Monday, March 5, 2007

Ten Things I Need To Remember

Dear Web Journal,

Here are 10 things that I need to remember:
  1. The stock market is not the economy. Just because a whole generation has grown up following rising stock quotes, it does not mean they are good indications of copper output or computer sales.
  2. Financial services are not creators of economic activity. Just because people can get yet another 0% introductory APR credit card, or a 0%-down mortgage with negative amortization for 12 months, that does not mean the economy is expanding.
  3. Central bankers are not magicians. No matter what they say or do, they cannot create jobs, income or wealth. All they can do is raise or lower short-term interest rates; sometimes they can't even do that (just ask BOJ).
  4. Foreign central banks are not perennial lenders of last resort to OCC (Other Countries' Consumers). They cease to be when it's not to their own countries' benefit (just ask BOJ and PBOC).
  5. Tax cuts are like rat poison: judiciously applied they get rid of excess government meddling in the economy. Overdoses, however, end up killing the future.
  6. Globalization is also like rat poison: judiciously applied it gets rid of lumbering, inefficient producers. Overdoses, however, end up killing domestic middle classes.
  7. Shopping is not equivalent to producing. Just because GDP figures are still calculated using decades-old methodology (when most "things" were still made locally), it does not mean that the national economy benefits from frequent trips to the MartMall.
  8. Credit Default Swaps are not equivalent to bonds.

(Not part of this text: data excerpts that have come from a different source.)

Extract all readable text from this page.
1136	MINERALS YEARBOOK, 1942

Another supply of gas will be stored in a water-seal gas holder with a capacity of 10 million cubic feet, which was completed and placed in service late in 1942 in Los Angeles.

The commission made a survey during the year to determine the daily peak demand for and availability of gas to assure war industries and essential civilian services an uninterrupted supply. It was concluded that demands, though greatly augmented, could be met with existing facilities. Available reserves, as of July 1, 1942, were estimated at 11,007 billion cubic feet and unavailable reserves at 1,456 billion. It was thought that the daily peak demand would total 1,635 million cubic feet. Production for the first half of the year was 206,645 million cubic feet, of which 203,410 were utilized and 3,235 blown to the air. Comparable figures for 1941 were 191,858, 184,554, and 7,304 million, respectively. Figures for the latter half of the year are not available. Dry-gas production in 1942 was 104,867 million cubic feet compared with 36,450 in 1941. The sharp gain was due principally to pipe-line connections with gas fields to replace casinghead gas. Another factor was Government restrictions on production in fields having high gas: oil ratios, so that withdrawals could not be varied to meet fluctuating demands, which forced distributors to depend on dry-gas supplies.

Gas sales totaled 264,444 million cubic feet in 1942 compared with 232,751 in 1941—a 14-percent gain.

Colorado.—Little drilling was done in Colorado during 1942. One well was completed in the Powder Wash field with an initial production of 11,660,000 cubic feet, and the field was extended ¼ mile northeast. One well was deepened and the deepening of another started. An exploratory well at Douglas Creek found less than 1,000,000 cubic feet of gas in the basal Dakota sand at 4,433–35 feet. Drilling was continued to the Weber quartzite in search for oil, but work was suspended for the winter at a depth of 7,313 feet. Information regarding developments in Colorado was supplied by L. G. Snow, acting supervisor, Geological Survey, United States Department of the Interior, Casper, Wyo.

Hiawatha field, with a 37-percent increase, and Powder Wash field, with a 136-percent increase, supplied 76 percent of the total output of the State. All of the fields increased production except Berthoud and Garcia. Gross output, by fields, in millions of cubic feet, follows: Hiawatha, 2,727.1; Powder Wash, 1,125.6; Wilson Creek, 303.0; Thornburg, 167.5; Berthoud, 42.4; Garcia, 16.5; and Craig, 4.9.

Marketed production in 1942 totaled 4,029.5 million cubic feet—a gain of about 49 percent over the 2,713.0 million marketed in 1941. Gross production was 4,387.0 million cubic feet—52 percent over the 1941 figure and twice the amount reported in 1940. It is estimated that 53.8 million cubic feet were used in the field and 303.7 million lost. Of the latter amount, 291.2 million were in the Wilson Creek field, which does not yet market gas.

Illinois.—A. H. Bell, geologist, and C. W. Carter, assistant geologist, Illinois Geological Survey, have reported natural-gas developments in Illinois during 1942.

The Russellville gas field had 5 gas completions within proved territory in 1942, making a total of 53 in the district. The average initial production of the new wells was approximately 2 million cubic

They are not even counterfeit bonds. They are simply naked puts on someone else's credit.
  9. Always ask for more return for assuming higher risk. Just because I'm a fool, it doesn't mean my neighbor is one, too.
  10. Excess always corrects and frequently begets the opposite excess.

1 comment:

  1. It's good to remember these, if only to give one's cautious side ammunition against the urge to "get back in". I'm all in money market funds right now, waiting for the other shoe to drop :) thanks for the post.